Il numero considerevole di manoscritti contenenti le sue cronache universali e le citazioni che autori molto noti trassero da esse attestano la notevole fortuna degli scritti storici di Paolino. Il doge Andrea Dandolo, contemporaneo del frate, utilizzò la Satirica ystoria nella sua Chronica per extensum descripta. Boccaccio, pur non stimando molto Paolino e riservandogli epiteti poco lusinghieri, utilizzò ampiamente nel suo zibaldone magliabechiano le descrizioni geografiche del Compendium, contenuto nel codice lat. 4939 della Bibliothèque nationale di Parigi, e alcuni passaggi della Satirica ystoria. Paolino continuò a essere citato anche nel Quattrocento, come dimostrano gli epistolari di Poggio Bracciolini e Coluccio Salutati; lo utilizzò anche il cronista polacco Jan Dlugosz.

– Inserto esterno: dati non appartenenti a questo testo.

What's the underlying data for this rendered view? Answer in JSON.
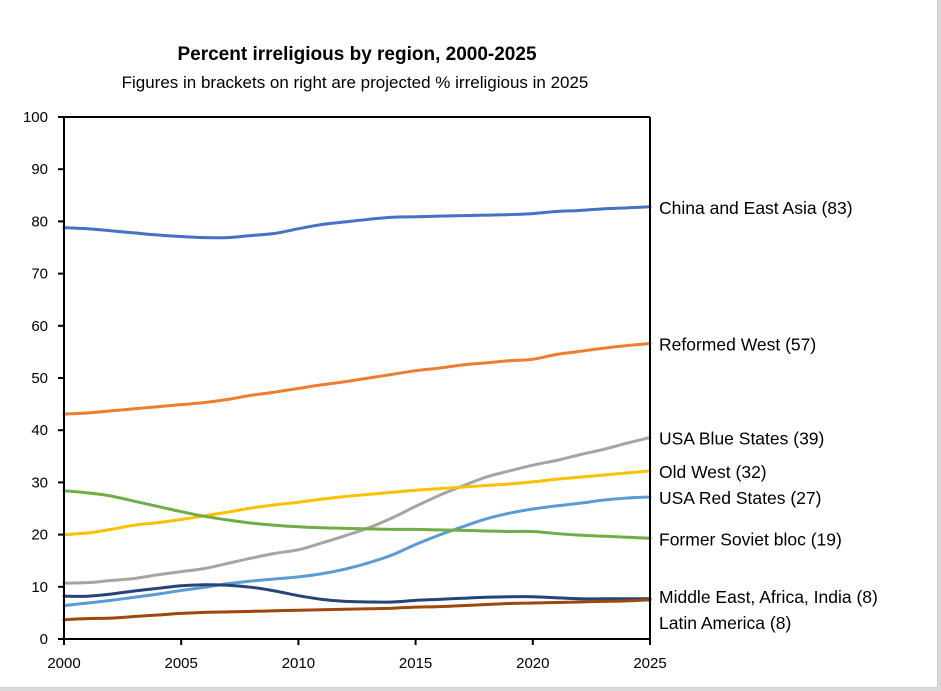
{
  "chart_data": {
    "type": "line",
    "title": "Percent irreligious by region, 2000-2025",
    "subtitle": "Figures in brackets on right are projected % irreligious in 2025",
    "xlabel": "",
    "ylabel": "",
    "xlim": [
      2000,
      2025
    ],
    "ylim": [
      0,
      100
    ],
    "x_ticks": [
      2000,
      2005,
      2010,
      2015,
      2020,
      2025
    ],
    "y_ticks": [
      0,
      10,
      20,
      30,
      40,
      50,
      60,
      70,
      80,
      90,
      100
    ],
    "grid": false,
    "legend": "direct labels at right end of lines",
    "x": [
      2000,
      2001,
      2002,
      2003,
      2004,
      2005,
      2006,
      2007,
      2008,
      2009,
      2010,
      2011,
      2012,
      2013,
      2014,
      2015,
      2016,
      2017,
      2018,
      2019,
      2020,
      2021,
      2022,
      2023,
      2024,
      2025
    ],
    "series": [
      {
        "name": "China and East Asia",
        "label": "China and East Asia (83)",
        "color": "#4472c4",
        "values": [
          78.8,
          78.6,
          78.2,
          77.8,
          77.4,
          77.1,
          76.9,
          76.9,
          77.3,
          77.7,
          78.6,
          79.4,
          79.9,
          80.4,
          80.8,
          80.9,
          81.0,
          81.1,
          81.2,
          81.3,
          81.5,
          81.9,
          82.1,
          82.4,
          82.6,
          82.8
        ]
      },
      {
        "name": "Reformed West",
        "label": "Reformed West  (57)",
        "color": "#ed7d31",
        "values": [
          43.1,
          43.3,
          43.7,
          44.1,
          44.5,
          44.9,
          45.3,
          45.9,
          46.7,
          47.3,
          48.0,
          48.7,
          49.3,
          50.0,
          50.7,
          51.4,
          51.9,
          52.5,
          52.9,
          53.3,
          53.6,
          54.5,
          55.1,
          55.7,
          56.2,
          56.6
        ]
      },
      {
        "name": "USA Blue States",
        "label": "USA Blue States  (39)",
        "color": "#a5a5a5",
        "values": [
          10.7,
          10.8,
          11.2,
          11.6,
          12.3,
          12.9,
          13.5,
          14.5,
          15.5,
          16.4,
          17.1,
          18.4,
          19.8,
          21.3,
          23.2,
          25.4,
          27.5,
          29.3,
          31.0,
          32.2,
          33.3,
          34.2,
          35.3,
          36.3,
          37.5,
          38.6
        ]
      },
      {
        "name": "Old West",
        "label": "Old West  (32)",
        "color": "#ffc000",
        "values": [
          20.0,
          20.3,
          21.0,
          21.8,
          22.3,
          22.9,
          23.6,
          24.3,
          25.1,
          25.7,
          26.2,
          26.8,
          27.3,
          27.7,
          28.1,
          28.5,
          28.8,
          29.1,
          29.4,
          29.7,
          30.1,
          30.6,
          31.0,
          31.4,
          31.8,
          32.2
        ]
      },
      {
        "name": "USA Red States",
        "label": "USA Red States  (27)",
        "color": "#5b9bd5",
        "values": [
          6.4,
          6.9,
          7.4,
          8.0,
          8.6,
          9.3,
          9.9,
          10.6,
          11.1,
          11.5,
          11.9,
          12.5,
          13.4,
          14.6,
          16.1,
          18.1,
          19.9,
          21.5,
          23.0,
          24.1,
          24.9,
          25.5,
          26.0,
          26.6,
          27.0,
          27.2
        ]
      },
      {
        "name": "Former Soviet bloc",
        "label": "Former Soviet bloc (19)",
        "color": "#70ad47",
        "values": [
          28.4,
          28.0,
          27.4,
          26.4,
          25.4,
          24.4,
          23.5,
          22.8,
          22.2,
          21.8,
          21.5,
          21.3,
          21.2,
          21.1,
          21.0,
          21.0,
          20.9,
          20.8,
          20.7,
          20.6,
          20.6,
          20.2,
          19.9,
          19.7,
          19.5,
          19.3
        ]
      },
      {
        "name": "Middle East, Africa, India",
        "label": "Middle East, Africa, India  (8)",
        "color": "#264478",
        "values": [
          8.2,
          8.2,
          8.6,
          9.2,
          9.7,
          10.2,
          10.4,
          10.3,
          9.9,
          9.2,
          8.3,
          7.6,
          7.2,
          7.1,
          7.1,
          7.4,
          7.6,
          7.8,
          8.0,
          8.1,
          8.1,
          7.9,
          7.7,
          7.7,
          7.7,
          7.7
        ]
      },
      {
        "name": "Latin America",
        "label": "Latin America  (8)",
        "color": "#9e480e",
        "values": [
          3.7,
          3.9,
          4.0,
          4.3,
          4.6,
          4.9,
          5.1,
          5.2,
          5.3,
          5.4,
          5.5,
          5.6,
          5.7,
          5.8,
          5.9,
          6.1,
          6.2,
          6.4,
          6.6,
          6.8,
          6.9,
          7.0,
          7.1,
          7.2,
          7.3,
          7.5
        ]
      }
    ]
  }
}
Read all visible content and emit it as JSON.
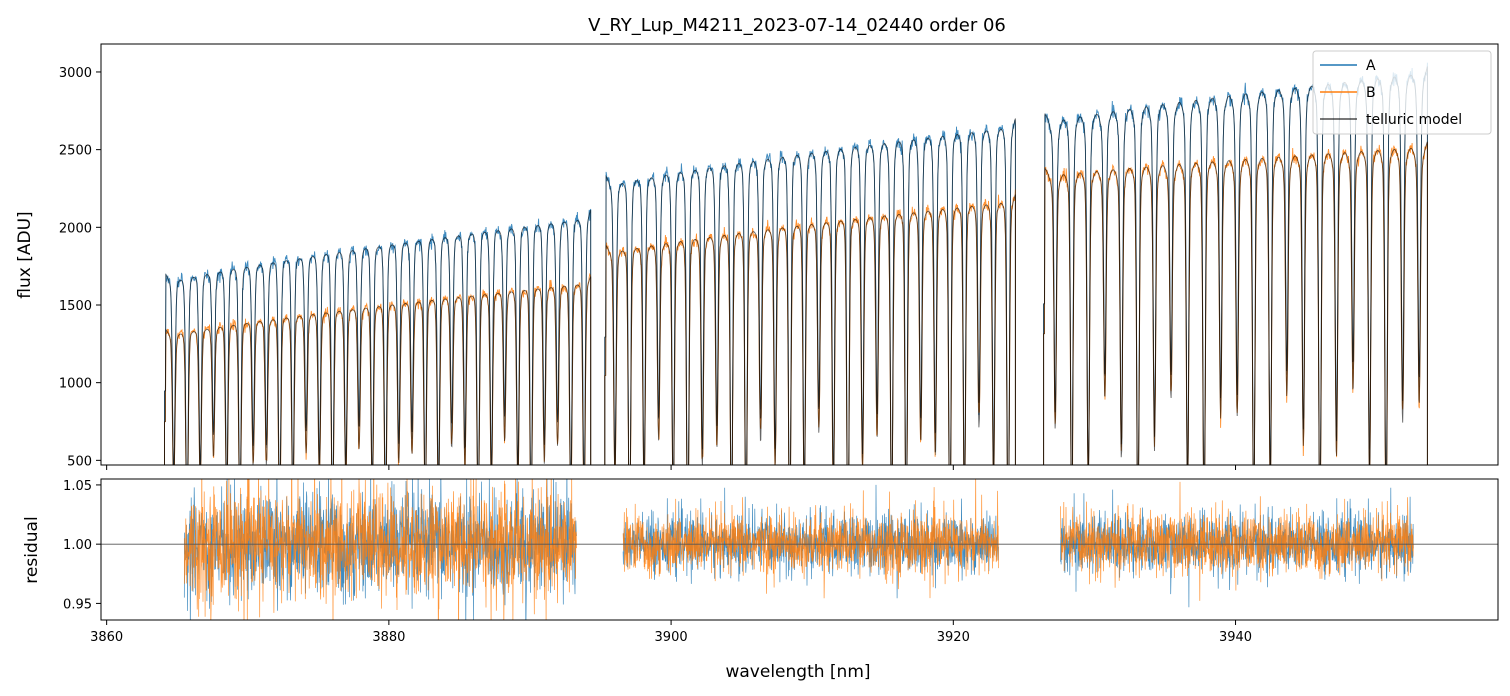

Spettano a Paolino altri quattro scritti, complementari alla Satirica ystoria: un trattato noto come De mapa mundi, corredato di notevoli carte geografiche; un trattato sul gioco degli scacchi presentato in chiave metaforica (De ludo scacorum); un trattato sugli dei dell’antichità (De diis gentium et fabulis poetarum); un breve scritto sulla provvidenza (De providentia et fortuna). A Paolino sono attribuiti inoltre il Provinciale Romanae Curiae, ossia la serie delle province ecclesiastiche e delle rispettive diocesi, e il Provinciale ordinis fratrum Minorum, compilato intorno al 1334 e contenente l’elenco delle province minoritiche con l’organizzazione delle custodie e degli insediamenti. Infine sarebbe da ascrivere all’operato di Paolino il Liber privilegiorum ordinis Minorum (Padova, Pontificia Biblioteca Antoniana, 49), scritto intorno al 1323 e contenente documenti papali riguardanti l’Ordine dei minori (Cenci, 1976, p. 500). È certamente fondato il giudizio di Isabelle Heullant-Donat (1993, p. 382), secondo la quale Paolino fu il compilatore più prolisso tra i frati minori del Trecento.

Paolino morì a Pozzuoli prima del 22 giugno 1344, data in cui fu redatto l’inventario dei suoi beni a opera del collettore pontificio. Alcuni dei suoi libri andarono ad arricchire la biblioteca dei papi di Avignone.